BOLASPORT.COM - Kepala Kepolisian Daerah (Kapolda) Jawa Timur memberikan klarifikasi perihal penembakan gas air mata pada kericuhan dalam laga Arema FC vs Persebaya Surabaya.
Duel Arema FC vs Persebaya pada pekan ke-11 Liga 1 di Stadion Kanjuruhan, Kepanjen, Malang, Sabtu (1/2/2022), berakhir rusuh.
Arema FC selaku tim tuan rumah mengakhiri laga bertajuk derbi Jawa Timur tersebut dengan kekalahan. Singo Edan takluk 2-3 dari Persebaya.
Hasil ini sekaligus mencoreng sejarah Arema FC yang telah berlangsung lebih dari dua dekade.
Persebaya untuk kali pertama menang atas Arema FC di Stadion Kanjuruhan setelah penantian 23 tahun.
Tak pelak, kekalahan di markas sendiri memicu kekecewaan suporter tuan rumah hingga
kericuhan terjadi.
Baca Juga: Presiden Joko Widodo Minta Tragedi Horor Stadion Kanjuruhan Diusut Tuntas
Suporter yang tidak terima hasil pertandingan turun ke lapangan dan merusak segala fasilitas di stadion berkapasitas 45.000 penonton tersebut.
Beberapa kelengkapan stadion disebut mengalami kerusakan seperti videotron, pagar stadion, dan beberapa kursi.
Guna meredam situasi agar tidak semakin memanas, penembakan gas air mata pun dilakukan.
Dilansir dari Kompas.com, Kapolda Jawa Timur Irjen Nico Afinta mengatakan bahwa penembakan gas air mata terhadap oknum suporter di atas tribune sudah sesuai dengan prosedur.
Hal itu sebagai upaya menghalau serangan oknum suporter yang merangsek turun ke lapangan dan berbuat anarkistis.
"Para suporter berlarian ke salah satu titik di Pintu 12 Stadion Kanjuruhan."

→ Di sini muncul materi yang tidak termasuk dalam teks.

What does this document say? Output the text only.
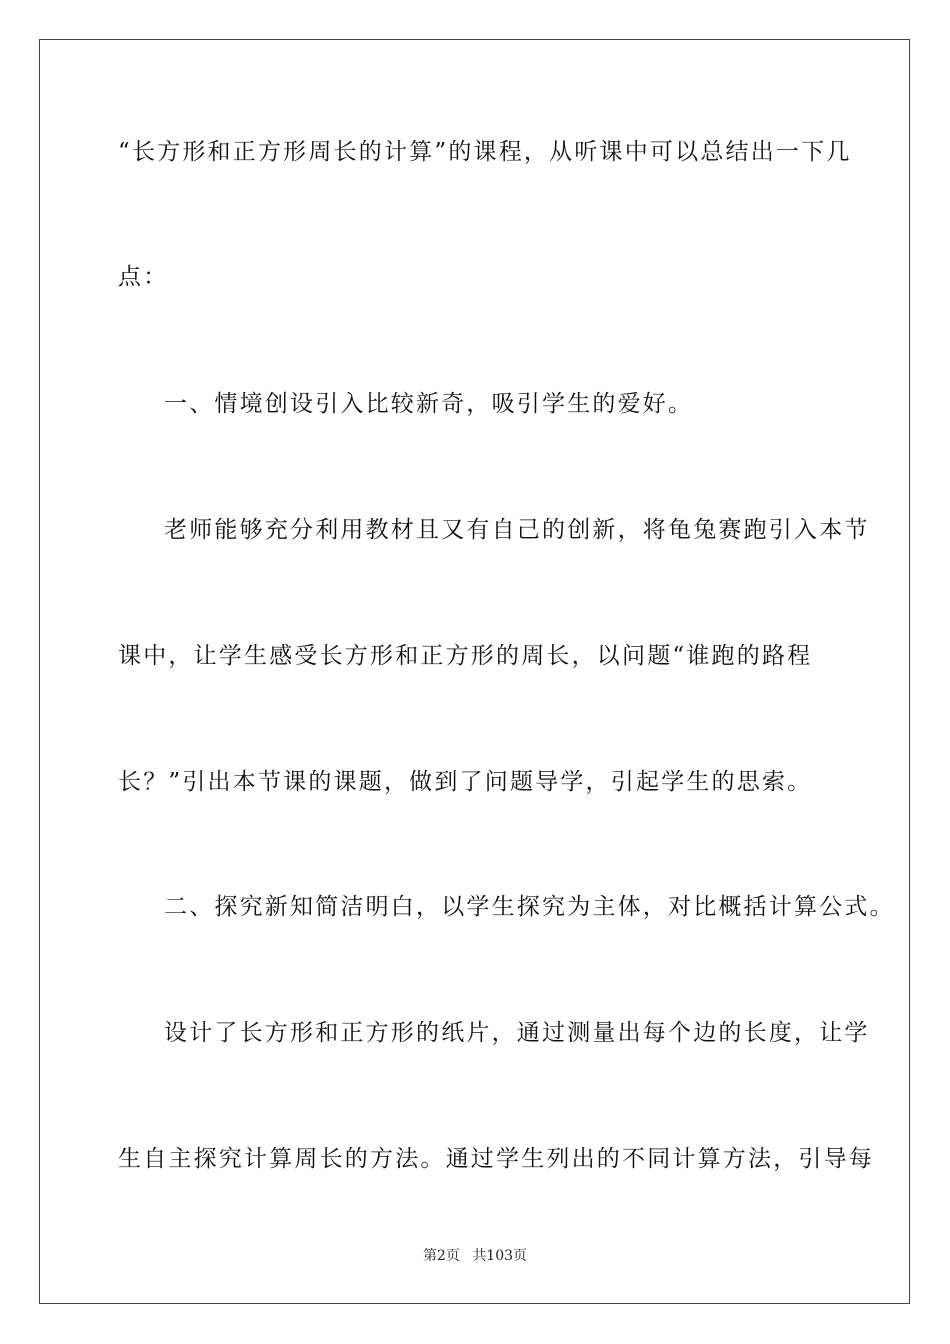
“长方形和正方形周长的计算”的课程，从听课中可以总结出一下几
点：
一、情境创设引入比较新奇，吸引学生的爱好。
老师能够充分利用教材且又有自己的创新，将龟兔赛跑引入本节
课中，让学生感受长方形和正方形的周长，以问题“谁跑的路程
长？”引出本节课的课题，做到了问题导学，引起学生的思索。
二、探究新知简洁明白，以学生探究为主体，对比概括计算公式。
设计了长方形和正方形的纸片，通过测量出每个边的长度，让学
生自主探究计算周长的方法。通过学生列出的不同计算方法，引导每
第2页 共103页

"Saat terjadi penumpukan itulah, banyak yang mengalami sesak napas," ungkapnya dalam konferensi pers di Mapolres Malang, Minggu (2/10/2022) pagi.
Namun, Nico menjelaskan bahwa dari sekitar 42.288 suporter yang memenuhi tribune, tidak semuanya turun ke dalam lapangan.
Dia menyayangkan aksi nekat oknum suporter yang sengaja membuat kekacauan hingga mengancam tim Arema FC dan Persebaya.
"Seandainya suporter mematuhi aturan, peristiwa ini tidak akan terjadi. Semoga tidak terjadi lagi peristiwa semacam ini," ujarnya.
Menurut Nico, peristiwa itu bermula saat suporter Aremania merangsek turun ke lapangan dengan cara meloncati pagar karena tidak terima atas kekalahan timnya.
"Mereka turun dengan tujuan mencari pemain dan pihak manajemen, kenapa bisa kalah," katanya.
Jajaran keamanan telah berupaya menghalau suporter tersebut, tetapi gelombang pendukung yang turun ke lapangan terus mengalir.
"Terpaksa jajaran keamanan menembakkan gas air mata," tuturnya.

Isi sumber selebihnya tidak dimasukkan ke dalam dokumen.